To verify that our implementation of the CDP protocol is valid we do not only run xpcshell and browser-chrome mochitests in Firefox CI but also the Puppeteer unit tests.
Expectation Data
With the tests coming from upstream, it is not guaranteed that they
all pass in Gecko-based browsers. For this reason it is necessary to
provide metadata about the expected results of each test. This is
provided in a manifest file under test/puppeteer-expected.json
.
For each test of the Puppeteer unit test suite an equivalent entry will exist
in this manifest file. By default tests are expected to PASS
.
Tests that are intermittent may be marked with multiple statuses using a list of possibilities e.g. for a test that usually passes, but intermittently fails:
"Page.click should click the button (click.spec.ts)": [
"PASS", "FAIL"
],
Disabling Tests
Tests are disabled by using the manifest file test/puppeteer-expected.json
.
For example, if a test is unstable, it can be disabled using SKIP
:
"Workers Page.workers (worker.spec.ts)": [
"SKIP"
],
For intermittents it's generally preferable to give the test multiple expectations rather than disable it.

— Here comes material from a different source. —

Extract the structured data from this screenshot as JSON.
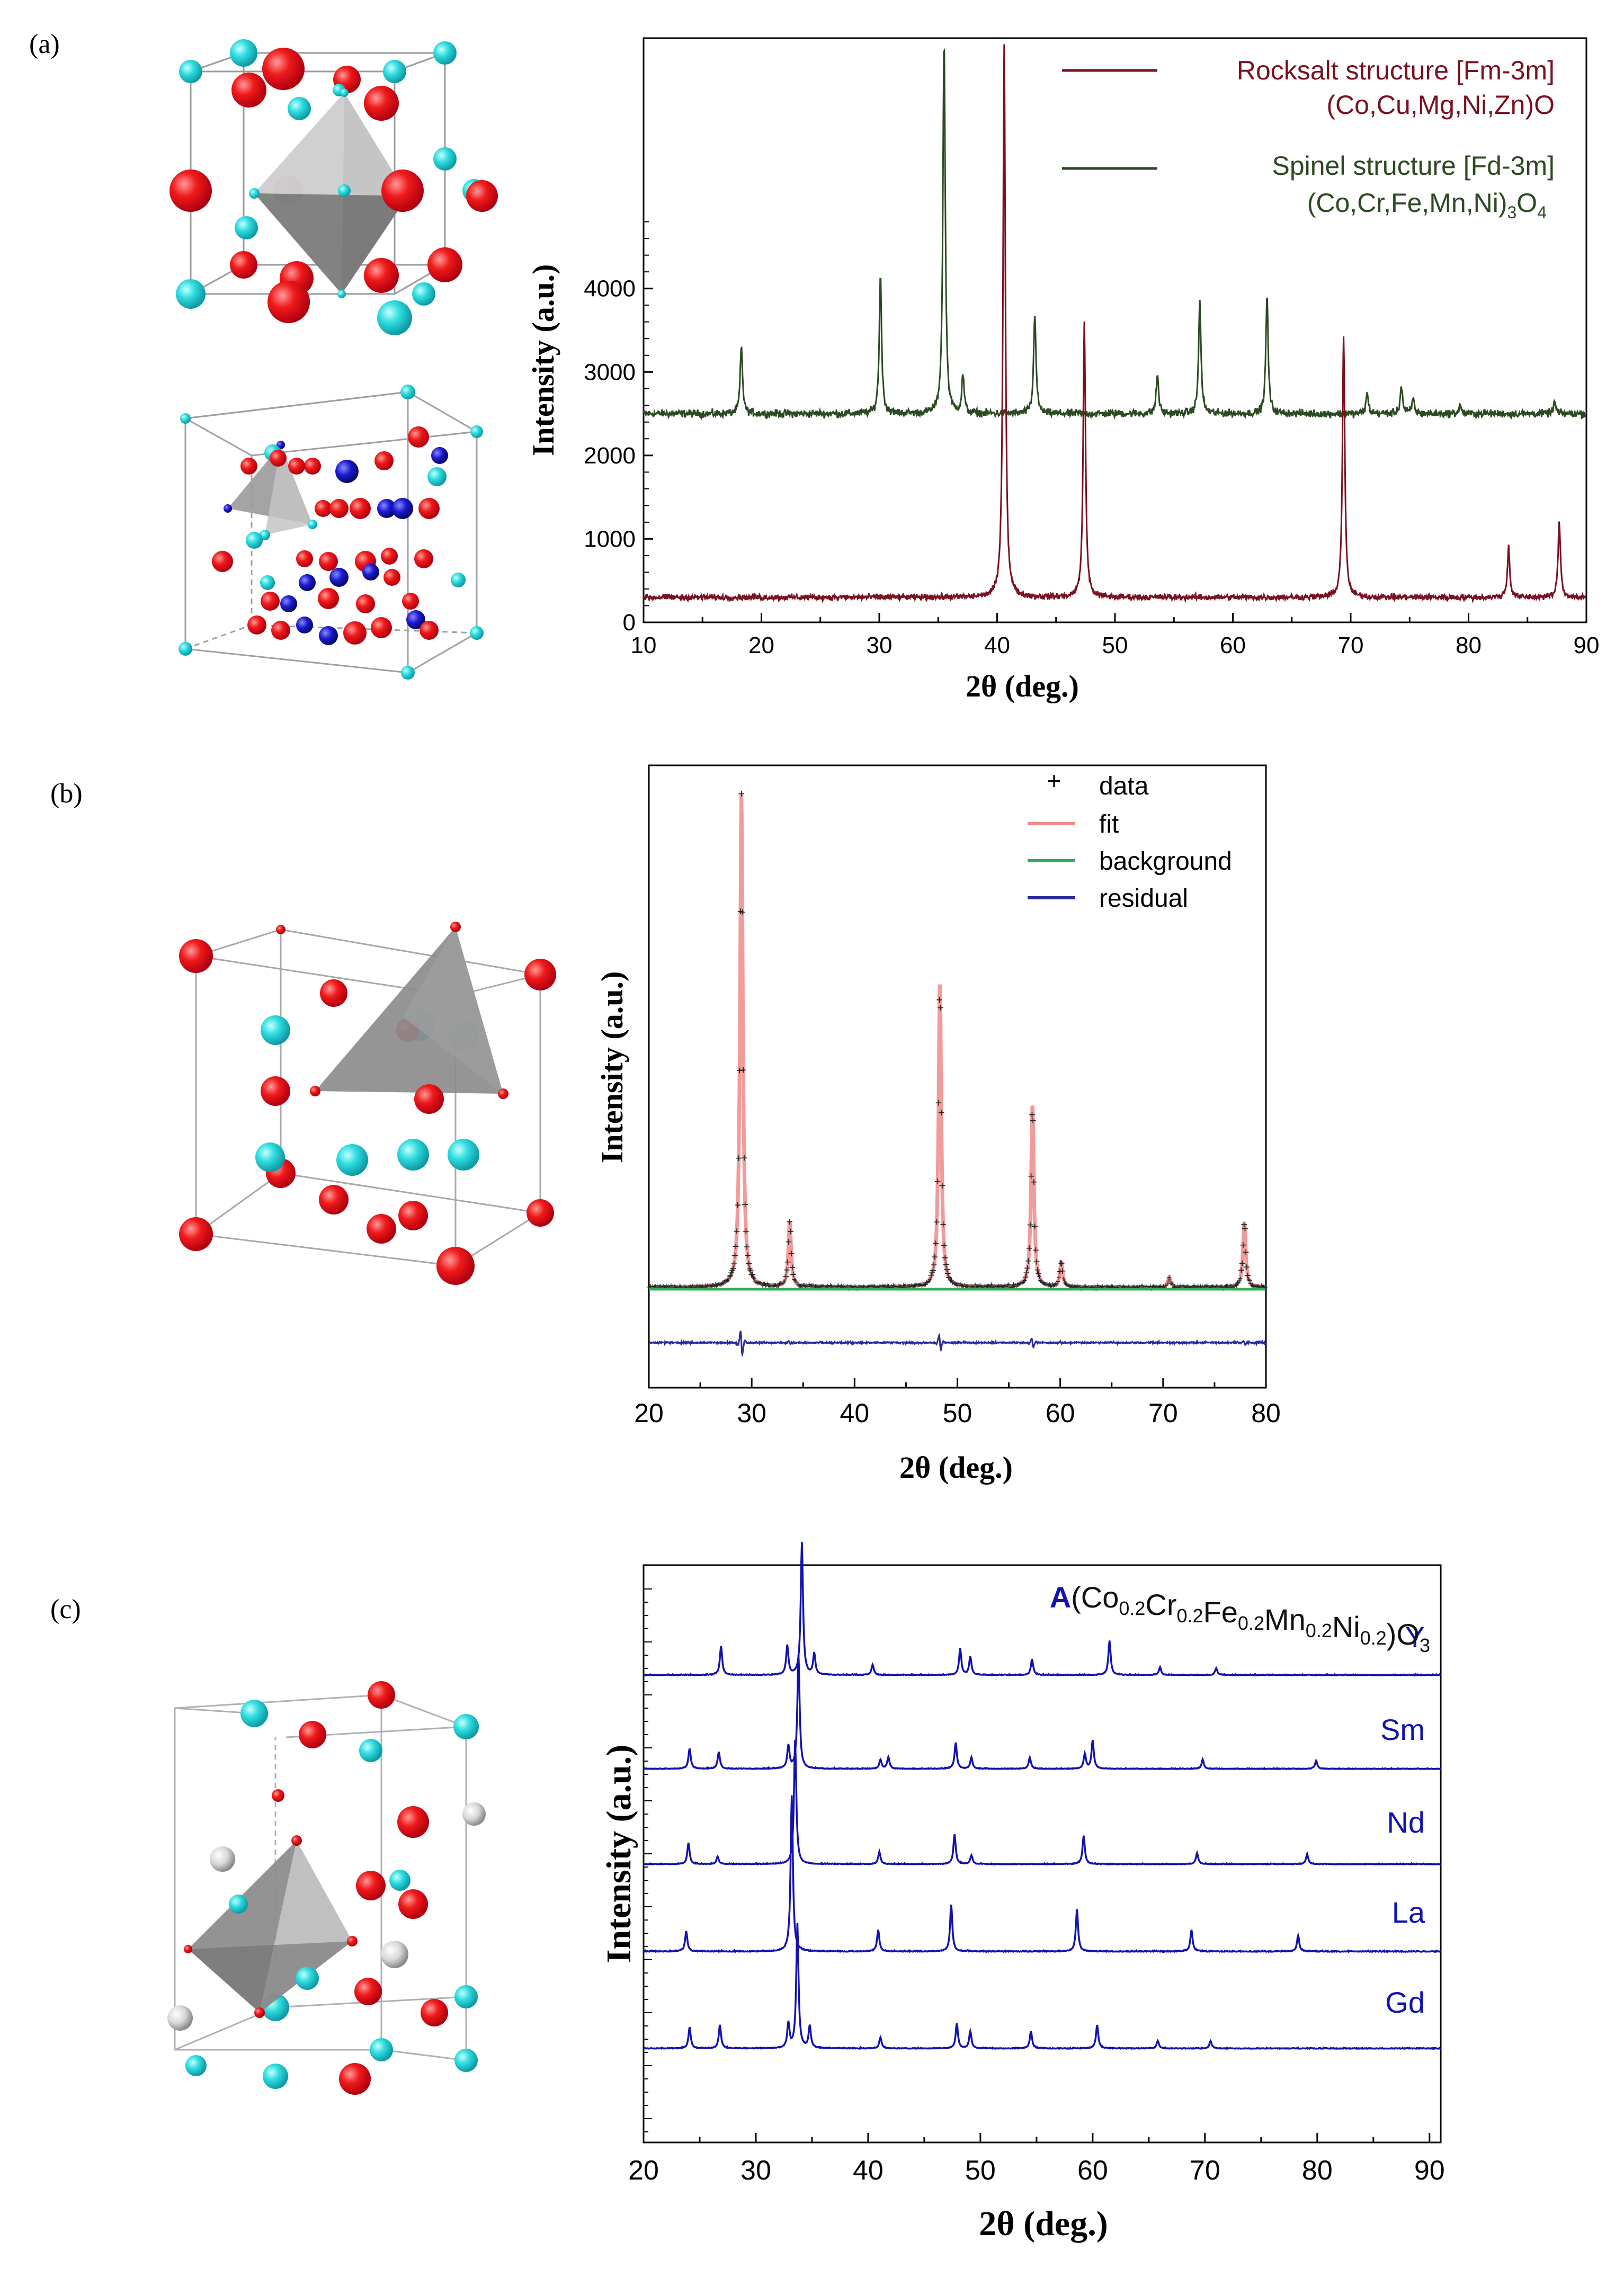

Autogenerating Expectation Data
After changing some code it may be necessary to update the expectation
data for the relevant tests. This can of course be done manually, but
mach
is able to automate the process:
mach puppeteer-test --write-results
By default it writes the output to test/puppeteer-expected.json
.
Given that the unit tests run in Firefox CI only for Linux it is advised to download the expectation data (available as artifact) from the TaskCluster job.